Fingerprint Erased

Video
4'59''
2012

Demontage einer Spur

Ein Video aus Szenen, die während der Demontage gefilmt wurden, und zwei Behälter mit Tausenden gleich großen Stückchen Plastilin – das ist alles, was von Nita Tandons Fingerprint – Die Rückseite
der Vorderseite übrig geblieben ist. Handelt es sich bei Fingerprint um eine Performance, eine Installation, ein Objekt, ein Bild oder eine Skulptur? Die Uneinordenbarkeit ist kein Störfaktor, sondern im Gegenteil das Thema von Fingerprint, einem Spiel mit der Identität, für das ein überdimensionaler Fingerabdruck der Künstlerin das Motiv liefert.

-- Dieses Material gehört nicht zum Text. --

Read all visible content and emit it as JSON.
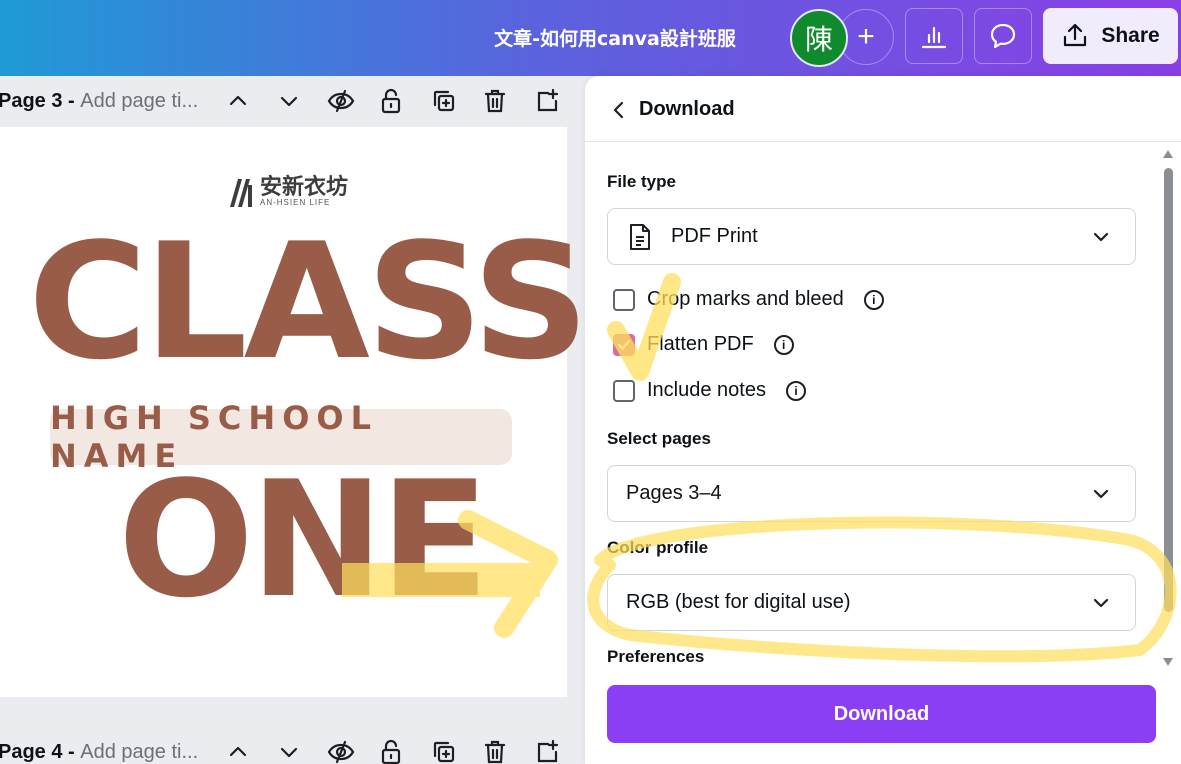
{
  "header": {
    "doc_title": "文章-如何用canva設計班服",
    "avatar_initial": "陳",
    "add_label": "+",
    "share_label": "Share"
  },
  "pages": [
    {
      "prefix": "Page 3 - ",
      "title_placeholder": "Add page ti..."
    },
    {
      "prefix": "Page 4 - ",
      "title_placeholder": "Add page ti..."
    }
  ],
  "canvas": {
    "logo_text": "安新衣坊",
    "logo_sub": "AN-HSIEN LIFE",
    "headline_top": "CLASS",
    "band_text": "HIGH SCHOOL NAME",
    "headline_bottom": "ONE",
    "brown": "#995c48"
  },
  "download_panel": {
    "title": "Download",
    "file_type_label": "File type",
    "file_type_value": "PDF Print",
    "options": [
      {
        "label": "Crop marks and bleed",
        "checked": false
      },
      {
        "label": "Flatten PDF",
        "checked": true
      },
      {
        "label": "Include notes",
        "checked": false
      }
    ],
    "select_pages_label": "Select pages",
    "select_pages_value": "Pages 3–4",
    "color_profile_label": "Color profile",
    "color_profile_value": "RGB (best for digital use)",
    "preferences_label": "Preferences",
    "download_button": "Download",
    "accent": "#8b3ef3"
  },
  "annotations": {
    "highlight_color": "#ffdf5e"
  }
}
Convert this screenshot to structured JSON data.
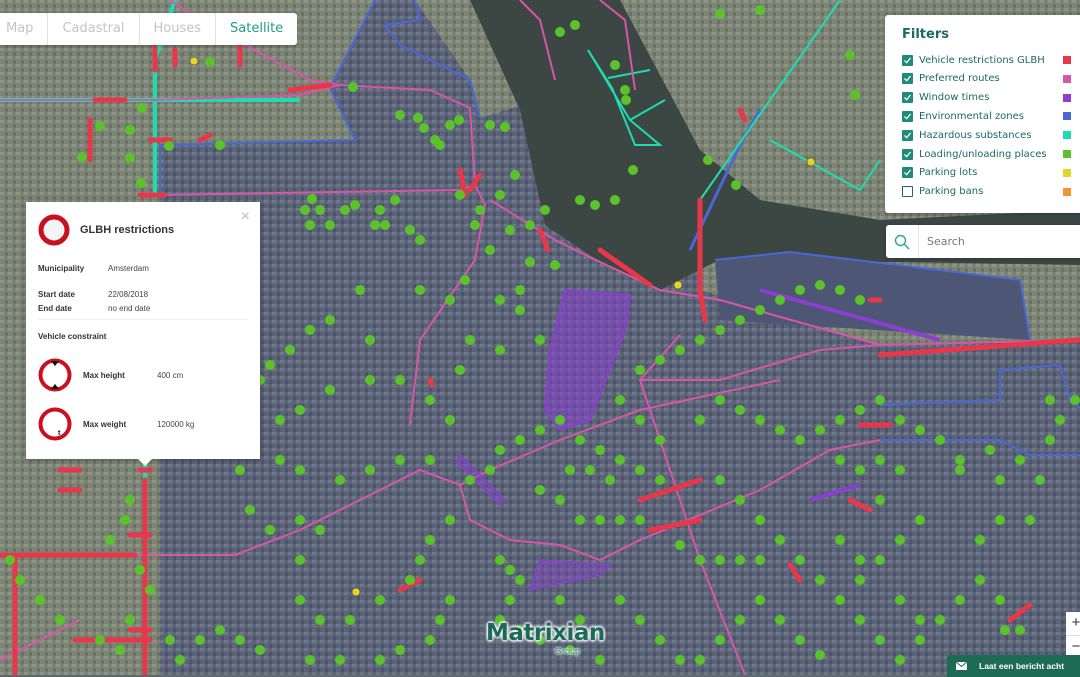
{
  "layer_tabs": [
    {
      "label": "Map",
      "active": false
    },
    {
      "label": "Cadastral",
      "active": false
    },
    {
      "label": "Houses",
      "active": false
    },
    {
      "label": "Satellite",
      "active": true
    }
  ],
  "filters": {
    "title": "Filters",
    "items": [
      {
        "label": "Vehicle restrictions GLBH",
        "checked": true,
        "color": "#e8374b"
      },
      {
        "label": "Preferred routes",
        "checked": true,
        "color": "#d656a8"
      },
      {
        "label": "Window times",
        "checked": true,
        "color": "#8a3fd1"
      },
      {
        "label": "Environmental zones",
        "checked": true,
        "color": "#4a67d6"
      },
      {
        "label": "Hazardous substances",
        "checked": true,
        "color": "#1fdcb0"
      },
      {
        "label": "Loading/unloading places",
        "checked": true,
        "color": "#5cc22c"
      },
      {
        "label": "Parking lots",
        "checked": true,
        "color": "#e3d42c"
      },
      {
        "label": "Parking bans",
        "checked": false,
        "color": "#f5923a"
      }
    ]
  },
  "search": {
    "placeholder": "Search"
  },
  "popup": {
    "title": "GLBH restrictions",
    "municipality_label": "Municipality",
    "municipality": "Amsterdam",
    "start_date_label": "Start date",
    "start_date": "22/08/2018",
    "end_date_label": "End date",
    "end_date": "no end date",
    "constraint_header": "Vehicle constraint",
    "constraints": [
      {
        "label": "Max height",
        "value": "400 cm",
        "icon": "max-height-sign"
      },
      {
        "label": "Max weight",
        "value": "120000 kg",
        "icon": "max-weight-sign"
      }
    ],
    "close": "×"
  },
  "zoom_controls": {
    "in": "+",
    "out": "−"
  },
  "message_bar": {
    "label": "Laat een bericht acht"
  },
  "logo": {
    "name": "Matrixian",
    "sub": "Group"
  },
  "colors": {
    "accent": "#1f9e87",
    "restriction": "#e8374b",
    "preferred_route": "#d656a8",
    "window_time": "#8a3fd1",
    "environmental_zone": "#4a67d6",
    "hazardous": "#1fdcb0",
    "loading": "#5cc22c",
    "parking_lot": "#e3d42c"
  }
}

Installiert wurde dieser Fingerabdruck, der einen verpixelten Scan in vier Graustufen darstellt, indem quadratische Plastilinteilchen von etwa acht mal acht Millimeter Größe mit dem Finger auf die Glasfront des Schauraumes der Universität für angewandte Kunst gedrückt wurden. Der Raum blieb während der Installation ungenutzt. Das Publikum, das ihn während der Eröffnung betreten konnte, hatte allerdings die Möglichkeit, dort die Rückseite von Fingerprint zu betrachten, die im Gegenteil zur zweidimensionalen Vorderseite dreidimensional ist; denn auch in dieser Hinsicht
entzieht sich Fingerprint der Festlegung. In der Folge war Fingerprint für mehrere Wochen ausgestellt, die zweidimensionale Darstellung auf der Glasscheibe des Schauraumes konnte von PassantInnen betrachtet werden. Oft ist aus geringer Ferne nicht mehr sichtbar, dass es sich bei dem verwendeten Material um Plastilin handelt. Schließlich wurde das Plastilin entfernt und die Glasscheibe gereinigt. Dass exakt dieser Vorgang der Demontage eines Kunstwerks, der bei Ausstellungen üblicherweise für nicht festhaltenswert erachtet wird, von Nita Tandon dokumentiert wurde, ist eine weitere Umkehrung, die den temporären Charakter von Fingerprint noch verstärkt.

Fingerprint entzieht uns die Begriffe für eine Beschreibung, oder Fingerprint zwingt uns, uns auf eine Definition festzulegen. In dieser Form gelingt es Nita Tandon, den Begriff der Identität nicht analytisch zu bearbeiten, sondern mit rein synthetischen Methoden ein Spiel mit Identität zu betreiben, von dem zuletzt nichts mehr übrig ist als die Erinnerung an eine Dokumentation der Demontage eines Fingerabdrucks.